Im erst Verfahren zum Az. 6 L 258/20 wandte sich eine bundesweit tätige Handelsgesellschaft gegen die andauernde Schließung ihrer sächsischen Filialen. Sie macht im Wesentlichen geltend, dass bei ihr aufgrund der angebotenen Waren ein Ausnahmetatbestand im Sinne der derzeit gültigen Allgemeinverfügung vom 31.03.2020 vorliege, der sie zur Öffnung ihrer Verkaufsstellen berechtigen müsse.

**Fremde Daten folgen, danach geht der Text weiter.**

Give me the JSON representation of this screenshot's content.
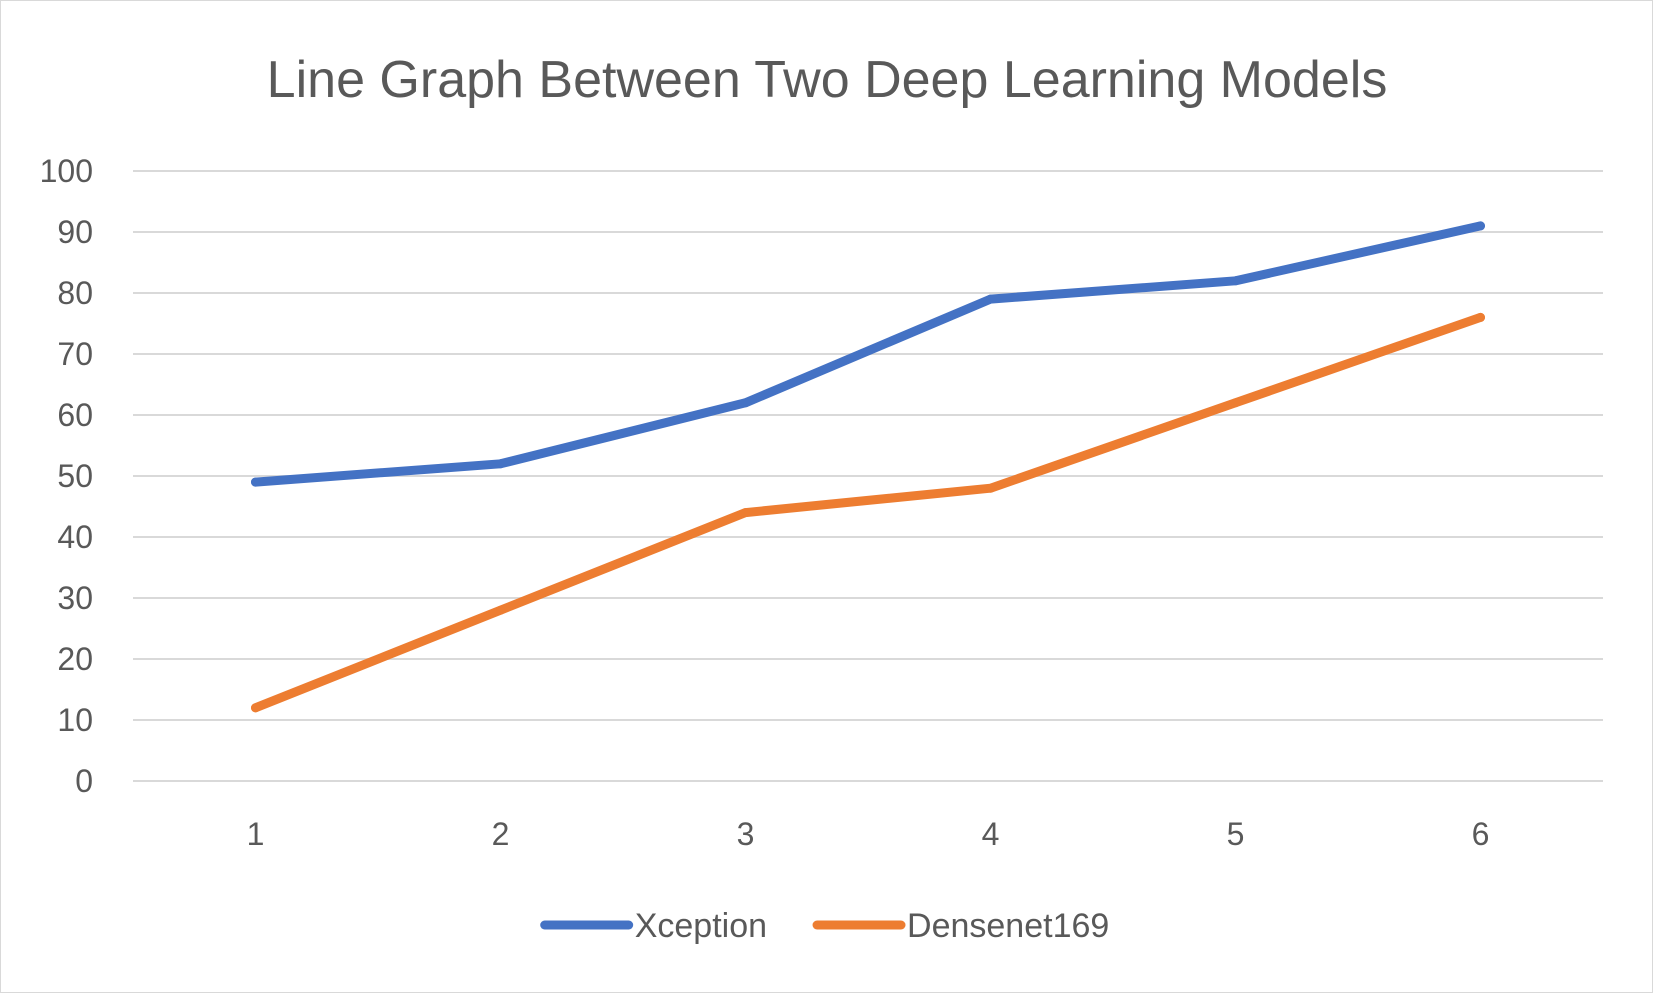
{
  "chart_data": {
    "type": "line",
    "title": "Line Graph Between Two Deep Learning Models",
    "xlabel": "",
    "ylabel": "",
    "categories": [
      "1",
      "2",
      "3",
      "4",
      "5",
      "6"
    ],
    "ylim": [
      0,
      100
    ],
    "yticks": [
      "0",
      "10",
      "20",
      "30",
      "40",
      "50",
      "60",
      "70",
      "80",
      "90",
      "100"
    ],
    "grid": true,
    "legend_position": "bottom",
    "series": [
      {
        "name": "Xception",
        "color": "#4472c4",
        "values": [
          49,
          52,
          62,
          79,
          82,
          91
        ]
      },
      {
        "name": "Densenet169",
        "color": "#ed7d31",
        "values": [
          12,
          28,
          44,
          48,
          62,
          76
        ]
      }
    ]
  }
}
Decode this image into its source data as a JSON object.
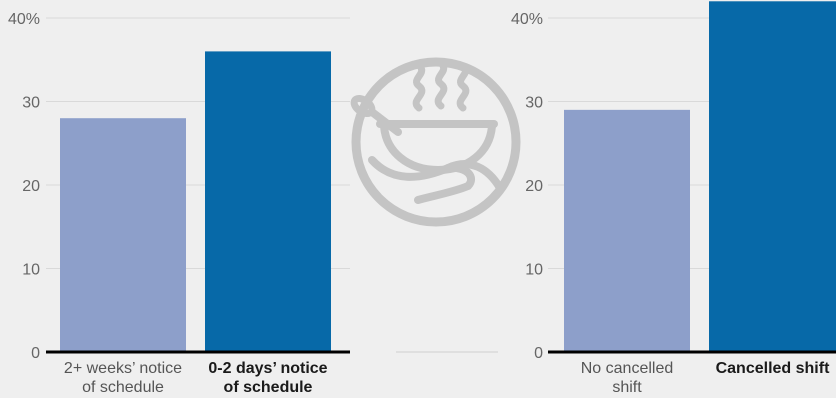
{
  "colors": {
    "background": "#efefef",
    "bar_light": "#8d9fca",
    "bar_dark": "#0769a8",
    "grid": "#d9d9d9",
    "axis": "#000000",
    "tick_text": "#666666",
    "category_text": "#555555",
    "category_bold": "#1a1a1a",
    "icon": "#c4c4c4"
  },
  "icon": {
    "name": "soup-bowl-icon"
  },
  "chart_data": [
    {
      "type": "bar",
      "categories": [
        "2+ weeks' notice of schedule",
        "0-2 days' notice of schedule"
      ],
      "category_lines": [
        [
          "2+ weeks’ notice",
          "of schedule"
        ],
        [
          "0-2 days’ notice",
          "of schedule"
        ]
      ],
      "bold_category": [
        false,
        true
      ],
      "values": [
        28,
        36
      ],
      "yticks": [
        "0",
        "10",
        "20",
        "30",
        "40%"
      ],
      "ylim": [
        0,
        40
      ],
      "grid": true,
      "title": "",
      "xlabel": "",
      "ylabel": ""
    },
    {
      "type": "bar",
      "categories": [
        "No cancelled shift",
        "Cancelled shift"
      ],
      "category_lines": [
        [
          "No cancelled",
          "shift"
        ],
        [
          "Cancelled shift"
        ]
      ],
      "bold_category": [
        false,
        true
      ],
      "values": [
        29,
        42
      ],
      "yticks": [
        "0",
        "10",
        "20",
        "30",
        "40%"
      ],
      "ylim": [
        0,
        40
      ],
      "grid": true,
      "title": "",
      "xlabel": "",
      "ylabel": ""
    }
  ]
}
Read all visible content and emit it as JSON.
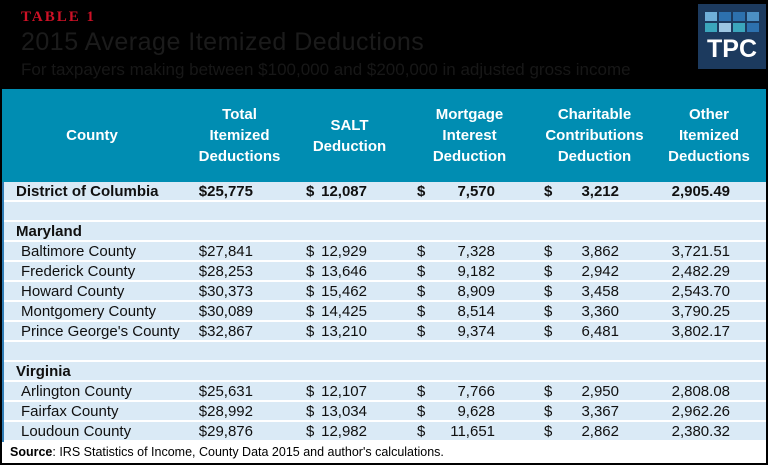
{
  "header": {
    "table_label": "TABLE 1",
    "title": "2015 Average Itemized Deductions",
    "subtitle": "For taxpayers making between $100,000 and $200,000 in adjusted gross income",
    "logo": {
      "text": "TPC",
      "background": "#1C3A5E",
      "squares": [
        "#6FAFD8",
        "#2D71AE",
        "#2D71AE",
        "#4C90C4",
        "#3BA6BC",
        "#9CC6E2",
        "#3BA6BC",
        "#2D71AE"
      ]
    }
  },
  "colors": {
    "accent_red": "#CE1126",
    "header_teal": "#008DB2",
    "body_blue": "#DAEAF6",
    "left_accent_blue": "#2F7CB5",
    "separator_white": "#FFFFFF",
    "title_gray": "#1B1B1B"
  },
  "table": {
    "currency_symbol": "$",
    "columns": [
      "County",
      "Total Itemized Deductions",
      "SALT Deduction",
      "Mortgage Interest Deduction",
      "Charitable Contributions Deduction",
      "Other Itemized Deductions"
    ],
    "rows": [
      {
        "type": "data",
        "bold": true,
        "county": "District of Columbia",
        "total": "$25,775",
        "salt": "12,087",
        "mortgage": "7,570",
        "charitable": "3,212",
        "other": "2,905.49"
      },
      {
        "type": "spacer"
      },
      {
        "type": "section",
        "county": "Maryland"
      },
      {
        "type": "data",
        "county": "Baltimore County",
        "total": "$27,841",
        "salt": "12,929",
        "mortgage": "7,328",
        "charitable": "3,862",
        "other": "3,721.51"
      },
      {
        "type": "data",
        "county": "Frederick County",
        "total": "$28,253",
        "salt": "13,646",
        "mortgage": "9,182",
        "charitable": "2,942",
        "other": "2,482.29"
      },
      {
        "type": "data",
        "county": "Howard County",
        "total": "$30,373",
        "salt": "15,462",
        "mortgage": "8,909",
        "charitable": "3,458",
        "other": "2,543.70"
      },
      {
        "type": "data",
        "county": "Montgomery County",
        "total": "$30,089",
        "salt": "14,425",
        "mortgage": "8,514",
        "charitable": "3,360",
        "other": "3,790.25"
      },
      {
        "type": "data",
        "county": "Prince George's County",
        "total": "$32,867",
        "salt": "13,210",
        "mortgage": "9,374",
        "charitable": "6,481",
        "other": "3,802.17"
      },
      {
        "type": "spacer"
      },
      {
        "type": "section",
        "county": "Virginia"
      },
      {
        "type": "data",
        "county": "Arlington County",
        "total": "$25,631",
        "salt": "12,107",
        "mortgage": "7,766",
        "charitable": "2,950",
        "other": "2,808.08"
      },
      {
        "type": "data",
        "county": "Fairfax County",
        "total": "$28,992",
        "salt": "13,034",
        "mortgage": "9,628",
        "charitable": "3,367",
        "other": "2,962.26"
      },
      {
        "type": "data",
        "county": "Loudoun County",
        "total": "$29,876",
        "salt": "12,982",
        "mortgage": "11,651",
        "charitable": "2,862",
        "other": "2,380.32"
      }
    ]
  },
  "footer": {
    "source_label": "Source",
    "source_text": ": IRS Statistics of Income, County Data 2015 and author's calculations."
  },
  "chart_data": {
    "type": "table",
    "title": "2015 Average Itemized Deductions",
    "subtitle": "For taxpayers making between $100,000 and $200,000 in adjusted gross income",
    "columns": [
      "County",
      "Total Itemized Deductions",
      "SALT Deduction",
      "Mortgage Interest Deduction",
      "Charitable Contributions Deduction",
      "Other Itemized Deductions"
    ],
    "rows": [
      {
        "region": "District of Columbia",
        "county": "District of Columbia",
        "total_itemized": 25775,
        "salt": 12087,
        "mortgage_interest": 7570,
        "charitable": 3212,
        "other_itemized": 2905.49
      },
      {
        "region": "Maryland",
        "county": "Baltimore County",
        "total_itemized": 27841,
        "salt": 12929,
        "mortgage_interest": 7328,
        "charitable": 3862,
        "other_itemized": 3721.51
      },
      {
        "region": "Maryland",
        "county": "Frederick County",
        "total_itemized": 28253,
        "salt": 13646,
        "mortgage_interest": 9182,
        "charitable": 2942,
        "other_itemized": 2482.29
      },
      {
        "region": "Maryland",
        "county": "Howard County",
        "total_itemized": 30373,
        "salt": 15462,
        "mortgage_interest": 8909,
        "charitable": 3458,
        "other_itemized": 2543.7
      },
      {
        "region": "Maryland",
        "county": "Montgomery County",
        "total_itemized": 30089,
        "salt": 14425,
        "mortgage_interest": 8514,
        "charitable": 3360,
        "other_itemized": 3790.25
      },
      {
        "region": "Maryland",
        "county": "Prince George's County",
        "total_itemized": 32867,
        "salt": 13210,
        "mortgage_interest": 9374,
        "charitable": 6481,
        "other_itemized": 3802.17
      },
      {
        "region": "Virginia",
        "county": "Arlington County",
        "total_itemized": 25631,
        "salt": 12107,
        "mortgage_interest": 7766,
        "charitable": 2950,
        "other_itemized": 2808.08
      },
      {
        "region": "Virginia",
        "county": "Fairfax County",
        "total_itemized": 28992,
        "salt": 13034,
        "mortgage_interest": 9628,
        "charitable": 3367,
        "other_itemized": 2962.26
      },
      {
        "region": "Virginia",
        "county": "Loudoun County",
        "total_itemized": 29876,
        "salt": 12982,
        "mortgage_interest": 11651,
        "charitable": 2862,
        "other_itemized": 2380.32
      }
    ],
    "source": "IRS Statistics of Income, County Data 2015 and author's calculations."
  }
}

Ihr Sortiment bestehe nämlich u. a. zu teilweise hohen Prozentsätzen aus Drogerieartikeln, Lebensmitteln und Getränken, Tierbedarfsartikeln und Gartenbedarf.
Das VG Dresden hat den Eilantrag abgelehnt.
Nach Auffassung des Verwaltungsgerichts stellen die Filialen der Antragstellerin keine Geschäfte dar, die der Versorgung mit Gegenständen des täglichen Bedarfs der Bevölkerung dienten. Sie vertrieben zwar auch Lebensmittel, Drogerieartikel und Tierbedarfsgegenstände, jedoch in Form eines Mischsortiments. Dieses sei bereits nicht von der Regelung des Ausnahmetatbestands erfasst. Es sei auch mit der Behörde davon auszugehen, dass die genannten Artikel gerade nicht den Schwerpunkt des Sortiments ausmachten, was sich zweifelsfrei aus dem Firmenauftritt der Antragstellerin im Internet sowie ihrer aktuellen Werbung ergebe.
Im Verfahren zum Az. 6 L 252/20 wandten sich eine 1964 geborene Mutter und ihre erwachsene Tochter aus dem Landkreis Meißen gegen die sächsische Corona-Schutz-Verordnung, soweit ihnen diese gegenseitige Besuche zu Ostern unmöglich mache. Soweit die einschlägigen Kontaktsperre-Regelungen vom Gericht für rechtmäßig erachtet würden, solle der als Antragsgegner bezeichnete Landkreis Meißen verpflichtet werden, solche Besuche durch Erteilung einer Ausnahmegenehmigung zu gestatten.
Das VG Dresden hat den Eilantrag abgelehnt.
Nach Auffassung des Verwaltungsgerichts gelten die Ge- und Verbote der Verordnung, ohne dass es einer Umsetzung durch eine Behörde des Landkreises bedürfe. Dieser sei auch nicht dafür zuständig, Ausnahmegenehmigungen zu erteilen. Im Übrigen wies das Verwaltungsgericht darauf hin, dass es die verfügten Kontaktbeschränkungen in der gegenwärtigen Situation für verhältnismäßig erachte. Es stehe den Frauen aber frei, sich unter freiem Himmel unter Beachtung des erforderlichen Mindestabstands zu treffen.
Die unterlegenen Antragsteller können jeweils binnen zwei Wochen gegen die Entscheidungen Beschwerde beim OVG Bautzen erheben.